Abstract:As service-oriented architecture becoming one of the most prevalent techniques to rapidly deliver functionalities to customers, increasingly more reusable software components have been published online in forms of web services. To create a mashup, it gets not only time-consuming but also error-prone for developers to find suitable services from such a sea of services. Service discovery and recommendation has thus attracted significant momentum in both academia and industry. This paper proposes a novel incremental recommend-as-you-go approach to recommending next potential service based on the context of a mashup under construction, considering services that have been selected to the current step as well as its mashup goal.
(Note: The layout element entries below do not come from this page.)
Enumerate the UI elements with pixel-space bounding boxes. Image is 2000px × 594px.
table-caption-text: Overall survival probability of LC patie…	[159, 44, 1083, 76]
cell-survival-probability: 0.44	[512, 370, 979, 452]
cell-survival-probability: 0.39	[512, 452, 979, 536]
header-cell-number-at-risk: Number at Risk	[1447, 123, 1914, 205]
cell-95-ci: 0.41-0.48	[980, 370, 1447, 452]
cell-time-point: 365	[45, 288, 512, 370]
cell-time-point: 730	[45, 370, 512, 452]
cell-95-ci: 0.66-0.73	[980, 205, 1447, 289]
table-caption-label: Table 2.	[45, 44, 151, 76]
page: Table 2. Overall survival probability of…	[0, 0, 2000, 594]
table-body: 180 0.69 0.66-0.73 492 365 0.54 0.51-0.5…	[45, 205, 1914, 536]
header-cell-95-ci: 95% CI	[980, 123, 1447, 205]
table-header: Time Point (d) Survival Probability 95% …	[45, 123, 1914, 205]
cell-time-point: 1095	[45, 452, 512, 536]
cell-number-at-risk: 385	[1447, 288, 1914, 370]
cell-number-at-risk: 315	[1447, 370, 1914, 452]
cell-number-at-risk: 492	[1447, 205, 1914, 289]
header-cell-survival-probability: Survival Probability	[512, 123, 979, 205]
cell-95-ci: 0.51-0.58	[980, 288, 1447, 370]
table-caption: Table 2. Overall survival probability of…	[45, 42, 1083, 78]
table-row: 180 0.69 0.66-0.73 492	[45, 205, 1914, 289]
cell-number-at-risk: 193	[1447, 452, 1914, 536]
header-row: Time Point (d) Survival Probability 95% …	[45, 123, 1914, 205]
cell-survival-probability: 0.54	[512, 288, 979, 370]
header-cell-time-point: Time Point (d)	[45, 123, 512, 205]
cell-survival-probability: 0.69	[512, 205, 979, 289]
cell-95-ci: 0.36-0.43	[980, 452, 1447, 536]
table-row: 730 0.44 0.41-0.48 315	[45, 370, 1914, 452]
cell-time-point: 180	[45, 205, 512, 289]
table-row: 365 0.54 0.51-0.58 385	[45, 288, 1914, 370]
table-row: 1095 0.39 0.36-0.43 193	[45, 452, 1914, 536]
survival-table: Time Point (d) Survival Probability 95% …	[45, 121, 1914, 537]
The core technique is an algorithm of learning the embedding of services, which learns their past goal-driven context-aware decision making behaviors in addition to their semantic descriptions and co-occurrence history. A goal exclusionary negative sampling mechanism tailored for mashup development is also developed to improve training performance. Extensive experiments on a real-world dataset demonstrate the effectiveness of our approach.